Peru Capital-Gain Tax Suffocates Stock Market, Exchange Says
The Lima Stock Exchange urged Peru to eliminate a 5 percent capital-gain tax on equities, saying it has deterred investors and contributed to a drop in trading volume over the past five years.
The country’s weighting in global portfolios has fallen 40 percent since 2010, and the tax has helped Chile become a regional financial center instead of Peru, the exchange said in a full-page advertisement in Lima’s Gestion newspaper. The levy also discourages capital flows to the country, the bourse said.
“This tax is a case of double taxation that suffocates a formal industry with high added value,” the exchange said.
The Peruvian government proposed to cut corporate and personal income-tax rates last month to stimulate an economy growing at its slowest pace in five years. President Ollanta Humala said Sept. 22 the government is studying eliminating the capital gains tax.

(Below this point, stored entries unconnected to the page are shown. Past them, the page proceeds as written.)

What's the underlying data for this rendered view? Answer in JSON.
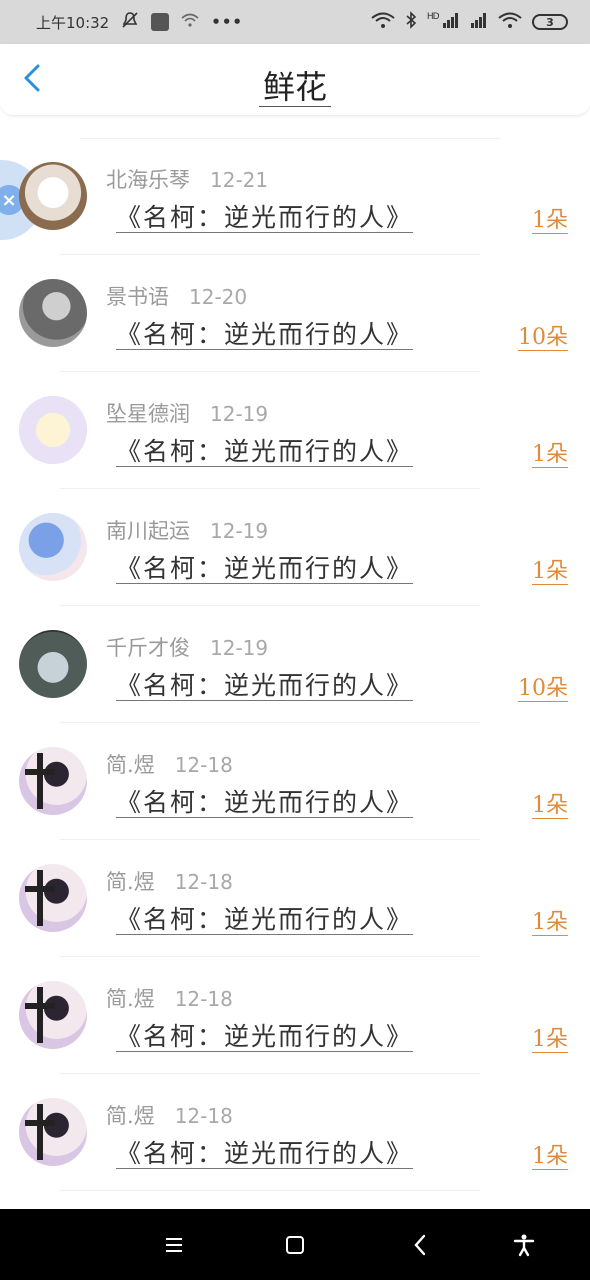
{
  "status_bar": {
    "time": "上午10:32",
    "battery": "3",
    "hd_label": "HD"
  },
  "header": {
    "title": "鲜花"
  },
  "gifts": [
    {
      "name": "北海乐琴",
      "date": "12-21",
      "gift": "《名柯：逆光而行的人》",
      "count": "1朵",
      "avatar": "cat-avatar"
    },
    {
      "name": "景书语",
      "date": "12-20",
      "gift": "《名柯：逆光而行的人》",
      "count": "10朵",
      "avatar": "bw-avatar"
    },
    {
      "name": "坠星德润",
      "date": "12-19",
      "gift": "《名柯：逆光而行的人》",
      "count": "1朵",
      "avatar": "anime-avatar"
    },
    {
      "name": "南川起运",
      "date": "12-19",
      "gift": "《名柯：逆光而行的人》",
      "count": "1朵",
      "avatar": "anime-avatar"
    },
    {
      "name": "千斤才俊",
      "date": "12-19",
      "gift": "《名柯：逆光而行的人》",
      "count": "10朵",
      "avatar": "forest-avatar"
    },
    {
      "name": "简.煜",
      "date": "12-18",
      "gift": "《名柯：逆光而行的人》",
      "count": "1朵",
      "avatar": "girl-avatar"
    },
    {
      "name": "简.煜",
      "date": "12-18",
      "gift": "《名柯：逆光而行的人》",
      "count": "1朵",
      "avatar": "girl-avatar"
    },
    {
      "name": "简.煜",
      "date": "12-18",
      "gift": "《名柯：逆光而行的人》",
      "count": "1朵",
      "avatar": "girl-avatar"
    },
    {
      "name": "简.煜",
      "date": "12-18",
      "gift": "《名柯：逆光而行的人》",
      "count": "1朵",
      "avatar": "girl-avatar"
    }
  ],
  "colors": {
    "accent": "#2b8fe0",
    "count": "#e08a3a",
    "name": "#9a9a9a"
  },
  "icons": {
    "back": "chevron-left-icon",
    "menu": "menu-icon",
    "home": "square-icon",
    "back_nav": "back-icon",
    "accessibility": "accessibility-icon"
  }
}
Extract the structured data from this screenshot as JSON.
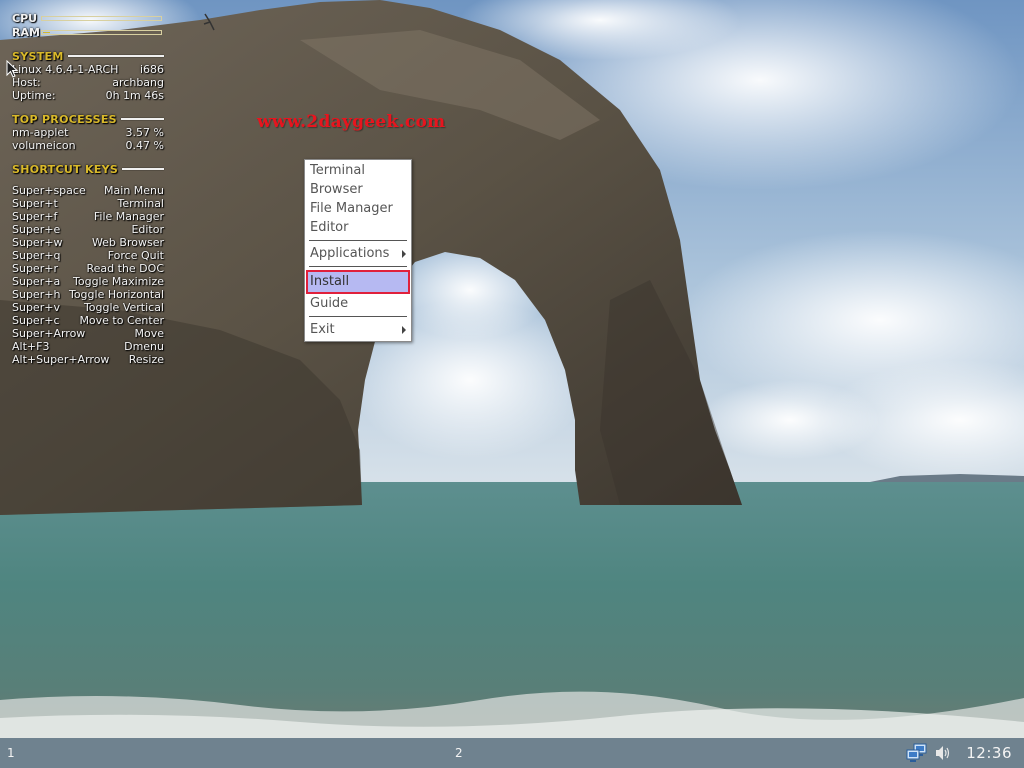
{
  "watermark": "www.2daygeek.com",
  "conky": {
    "cpu_label": "CPU",
    "ram_label": "RAM",
    "cpu_usage_fraction": 0.0,
    "ram_usage_fraction": 0.06,
    "system": {
      "title": "SYSTEM",
      "kernel": "Linux 4.6.4-1-ARCH",
      "arch": "i686",
      "host_label": "Host:",
      "host": "archbang",
      "uptime_label": "Uptime:",
      "uptime": "0h 1m 46s"
    },
    "top_processes": {
      "title": "TOP PROCESSES",
      "items": [
        {
          "name": "nm-applet",
          "value": "3.57 %"
        },
        {
          "name": "volumeicon",
          "value": "0.47 %"
        }
      ]
    },
    "shortcut_keys": {
      "title": "SHORTCUT KEYS",
      "items": [
        {
          "key": "Super+space",
          "action": "Main Menu"
        },
        {
          "key": "Super+t",
          "action": "Terminal"
        },
        {
          "key": "Super+f",
          "action": "File Manager"
        },
        {
          "key": "Super+e",
          "action": "Editor"
        },
        {
          "key": "Super+w",
          "action": "Web Browser"
        },
        {
          "key": "Super+q",
          "action": "Force Quit"
        },
        {
          "key": "Super+r",
          "action": "Read the DOC"
        },
        {
          "key": "Super+a",
          "action": "Toggle Maximize"
        },
        {
          "key": "Super+h",
          "action": "Toggle Horizontal"
        },
        {
          "key": "Super+v",
          "action": "Toggle Vertical"
        },
        {
          "key": "Super+c",
          "action": "Move to Center"
        },
        {
          "key": "Super+Arrow",
          "action": "Move"
        },
        {
          "key": "Alt+F3",
          "action": "Dmenu"
        },
        {
          "key": "Alt+Super+Arrow",
          "action": "Resize"
        }
      ]
    },
    "accent_color": "#d9b92a"
  },
  "menu": {
    "items": [
      {
        "label": "Terminal"
      },
      {
        "label": "Browser"
      },
      {
        "label": "File Manager"
      },
      {
        "label": "Editor"
      },
      {
        "label": "Applications",
        "submenu": true
      },
      {
        "label": "Install",
        "active": true
      },
      {
        "label": "Guide"
      },
      {
        "label": "Exit",
        "submenu": true
      }
    ],
    "active_color": "#b6b9f2",
    "highlight_border_color": "#e0203c"
  },
  "taskbar": {
    "desktop_1": "1",
    "desktop_2": "2",
    "tray_icons": [
      "network-icon",
      "volume-icon"
    ],
    "clock": "12:36"
  }
}
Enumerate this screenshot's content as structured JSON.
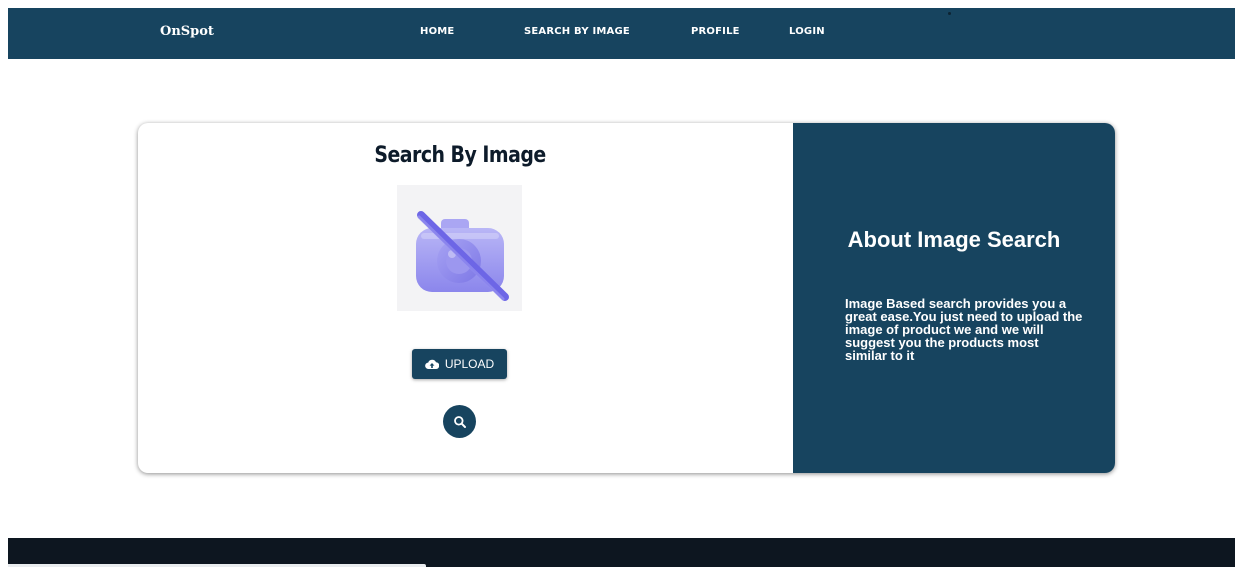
{
  "nav": {
    "brand": "OnSpot",
    "links": [
      {
        "label": "HOME"
      },
      {
        "label": "SEARCH BY IMAGE"
      },
      {
        "label": "PROFILE"
      },
      {
        "label": "LOGIN"
      }
    ],
    "bg_color": "#17445f"
  },
  "search_card": {
    "title": "Search By Image",
    "preview_icon": "camera-off-icon",
    "upload_label": "UPLOAD",
    "upload_icon": "cloud-upload-icon",
    "search_icon": "search-icon"
  },
  "about": {
    "title": "About Image Search",
    "text": "Image Based search provides you a great ease.You just need to upload the image of product we and we will suggest you the products most similar to it"
  },
  "colors": {
    "primary": "#17445f",
    "footer": "#0d1620",
    "preview_accent": "#8b86ec"
  }
}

Peru’s central bank and the banking regulator are in favor of the move, the exchange said.
The Lima General Index dropped 1.4 percent at 2:45 p.m. local time, extending this year’s decline to 6.3 percent.
The drop in trading volume on the bourse is spurring Peruvian firms to sell shares overseas rather than listing them locally, according to Luis Ordonez, the head of research at Inteligo SAB, a Lima-based brokerage.
Intercorp Financial Services, which trades in Lima, filed Oct. 9 to sell shares on the New York Stock Exchange. Grana y Montero, Peru’s biggest construction company, sold shares on the New York bourse last year.
“There’s demand for Peruvian risk but it’s not in Peru, it’s going through New York,” Ordonez said by phone. “There isn’t sufficient incentive for people to invest in the Lima bourse.”